Excerpt from capstone project, Cleveland Urban Design Collaborative. Full .pdf available here.

Now more than ever, the way we plan cities is out of touch with the way we live in them. As the city moves in the direction of being primarily a creator of inherently subjective and perspectival experiences, we still plan from the top down. As widespread vacancy and divestiture of intention from artifice opens the door for multifarious visions to be simultaneously projected upon a piece of the city, we still plan in bounded, contiguous, homogeneous districts. As we watch region after area after place after space abandoned for no reason, we still plan as though we can solve the problem by making a better version of what we replace. The ways in which we have traditionally documented our inhabitation of the world and proposed changes to that inhabitation are, for the most part, ill-equipped to address conditions of urbanity which, increasingly, characterize the modern city.

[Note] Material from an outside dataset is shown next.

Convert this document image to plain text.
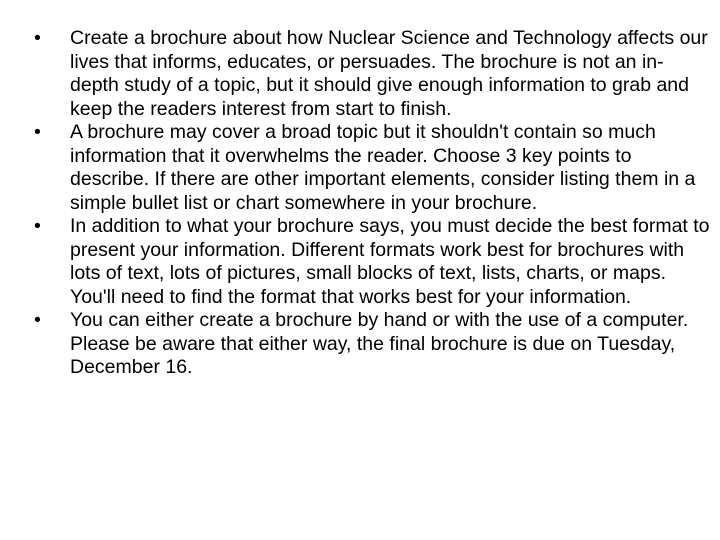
•	Create a brochure about how Nuclear Science and Technology affects our lives that informs, educates, or persuades. The brochure is not an in-depth study of a topic, but it should give enough information to grab and keep the readers interest from start to finish.
•	A brochure may cover a broad topic but it shouldn't contain so much information that it overwhelms the reader. Choose 3 key points to describe. If there are other important elements, consider listing them in a simple bullet list or chart somewhere in your brochure.
•	In addition to what your brochure says, you must decide the best format to present your information. Different formats work best for brochures with lots of text, lots of pictures, small blocks of text, lists, charts, or maps. You'll need to find the format that works best for your information.
•	You can either create a brochure by hand or with the use of a computer. Please be aware that either way, the final brochure is due on Tuesday, December 16.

The act of mapping is, at its core, the act of selecting and representing finite sets of data – an «output» from the real world, so to speak. The act of planning is its inverse; it is an «input» to the real world, but it can only be articulated and proposed in the context of a «world» simplified to the point of being legible and understandable – which is to say, a map. All too often, the inherent relationship of these two disciplines is underappreciated. Contemporary movements in cartography and geography have begun to illustrate how the reading of data from the real world can move radically beyond the traditional parameters of mapping, but contemporary planning has been slow to recognize the implications of these shifts. As the ways we live our cities change and the discipline of planning encounters new tasks and challenges, it becomes imperative to develop our mapping strategies and our planning strategies as a unified tool or set of tools for the tasks at hand.